A METHODOLOGY FOR ENGINEERING GEOLOGY TERRAIN ANALYSIS WITHIN THE BOREAL FOREST REGION OF THE CANADIAN SHIELD


BARNETT, P.J.1, SHIROTA, J.1, LENEY, S.J.2 and SINGHROY, V.H.3, (1)Sedimentary Geoscience, Ontario Geol Survey, 933 Ramsey Lake Road, Sudbury, ON P3E 6B5, Canada, (2)Geomatic Service Centre, Ministry of Nat Rscs, 300 Water Street, Peterborough, ON K9J 8M5, Canada, (3)Applications Division, Canada Centre for Remote Sensing, 588 Booth Street, Ottawa, ON K1A 0Y7, Canada, peter.barnett@ndm.gov.on.ca

The Ontario Geological Survey and Canada Centre for Remote Sensing have undertaken a project to develop a methodology for engineering geology terrain analysis using Digital Elevation Models (DEMs) and remotely┬ľsensed imagery for remote areas within the boreal forest region of the Canadian Shield. Four main components of the terrain are considered: material, landform, relief and regional drainage conditions.

Landform (roughness) and relief are derived automatically from an analysis of a detailed hydrological-conditioned DEM. For roughness, a nearest-neighborhood analysis of the variety of elevation is performed on an integer version of the DEM. The results are grouped into 3 classes: 2 types of plains with relief averaging 1 m and 3 m and rough areas with relief greater than 5 m. The rough areas are further subdivided following an analysis of the variety of aspect and application of a majority filter. This enables the rough areas to be divided into areas of escarpments (low variety of aspect) and areas of irregular terrain (high variety of aspect), thus producing 4 roughness classes.

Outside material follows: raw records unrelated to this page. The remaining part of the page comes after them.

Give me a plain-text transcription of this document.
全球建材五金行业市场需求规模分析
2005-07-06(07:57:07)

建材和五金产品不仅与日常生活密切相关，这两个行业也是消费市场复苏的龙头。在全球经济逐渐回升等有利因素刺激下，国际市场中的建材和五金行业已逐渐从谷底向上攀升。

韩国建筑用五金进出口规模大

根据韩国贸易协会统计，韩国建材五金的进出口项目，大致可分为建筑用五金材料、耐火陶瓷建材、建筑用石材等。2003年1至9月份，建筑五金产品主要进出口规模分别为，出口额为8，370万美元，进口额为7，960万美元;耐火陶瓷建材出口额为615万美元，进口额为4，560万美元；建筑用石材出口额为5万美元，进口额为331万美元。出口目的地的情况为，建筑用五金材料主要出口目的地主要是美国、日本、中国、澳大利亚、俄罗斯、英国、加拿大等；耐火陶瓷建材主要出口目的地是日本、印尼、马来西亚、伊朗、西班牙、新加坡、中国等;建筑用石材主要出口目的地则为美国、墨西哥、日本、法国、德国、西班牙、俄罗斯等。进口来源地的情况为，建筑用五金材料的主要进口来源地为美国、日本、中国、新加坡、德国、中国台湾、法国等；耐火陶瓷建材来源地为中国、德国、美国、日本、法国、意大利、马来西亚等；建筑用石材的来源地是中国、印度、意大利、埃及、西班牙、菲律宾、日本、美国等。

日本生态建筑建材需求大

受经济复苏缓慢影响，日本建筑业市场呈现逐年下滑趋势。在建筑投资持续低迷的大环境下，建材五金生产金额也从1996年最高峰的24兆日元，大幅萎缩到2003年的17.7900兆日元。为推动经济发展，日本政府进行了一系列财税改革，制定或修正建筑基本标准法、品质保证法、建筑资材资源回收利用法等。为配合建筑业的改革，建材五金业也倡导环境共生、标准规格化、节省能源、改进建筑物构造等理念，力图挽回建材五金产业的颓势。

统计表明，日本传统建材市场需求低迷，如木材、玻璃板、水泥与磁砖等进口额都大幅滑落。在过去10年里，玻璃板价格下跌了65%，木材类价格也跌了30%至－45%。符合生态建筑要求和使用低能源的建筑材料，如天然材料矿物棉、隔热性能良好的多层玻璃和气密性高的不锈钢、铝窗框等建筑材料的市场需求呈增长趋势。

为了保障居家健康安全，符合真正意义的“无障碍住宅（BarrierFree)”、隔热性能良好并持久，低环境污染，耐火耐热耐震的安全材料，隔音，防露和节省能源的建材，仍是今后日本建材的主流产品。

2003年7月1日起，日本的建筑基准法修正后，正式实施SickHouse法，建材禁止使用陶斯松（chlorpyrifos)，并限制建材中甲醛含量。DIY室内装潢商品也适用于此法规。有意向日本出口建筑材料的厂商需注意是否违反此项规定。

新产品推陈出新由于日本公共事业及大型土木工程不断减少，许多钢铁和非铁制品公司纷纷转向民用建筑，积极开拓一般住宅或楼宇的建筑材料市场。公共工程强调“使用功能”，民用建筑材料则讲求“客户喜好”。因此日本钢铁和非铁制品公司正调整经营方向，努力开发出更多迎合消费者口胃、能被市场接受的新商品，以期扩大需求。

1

Relief is derived from the DEM using a nearest-neighborhood analysis of the range of elevation. The circular neighborhood used has a radius greater than half the width of the largest landforms in the area studied. The results are classified into 6 classes and then the radius of the neighborhood used internally buffers each class. They are then added sequentially and clipped by the roughness polygons. The plains from the roughness process are assigned relief values of less than 5 m and the rough area polygons are subdivided into polygons with the classified values of relief. The spatial distribution of the various roughness-relief polygons assists in defining landforms, such as a ridge, terrace etc.

Regional drainage conditions are estimated from RADARSAT imagery with a mask based on aspect and slope being used to limit the effects of topography on backscatter. Various types of analysis of Landsat imagery are then combined with all the above digital data layers to interpret material type.

An automated method that first determines the relationships of the various layers of digital information in areas of known terrain conditions, then predicts terrain conditions in adjacent unmapped areas, is being evaluated.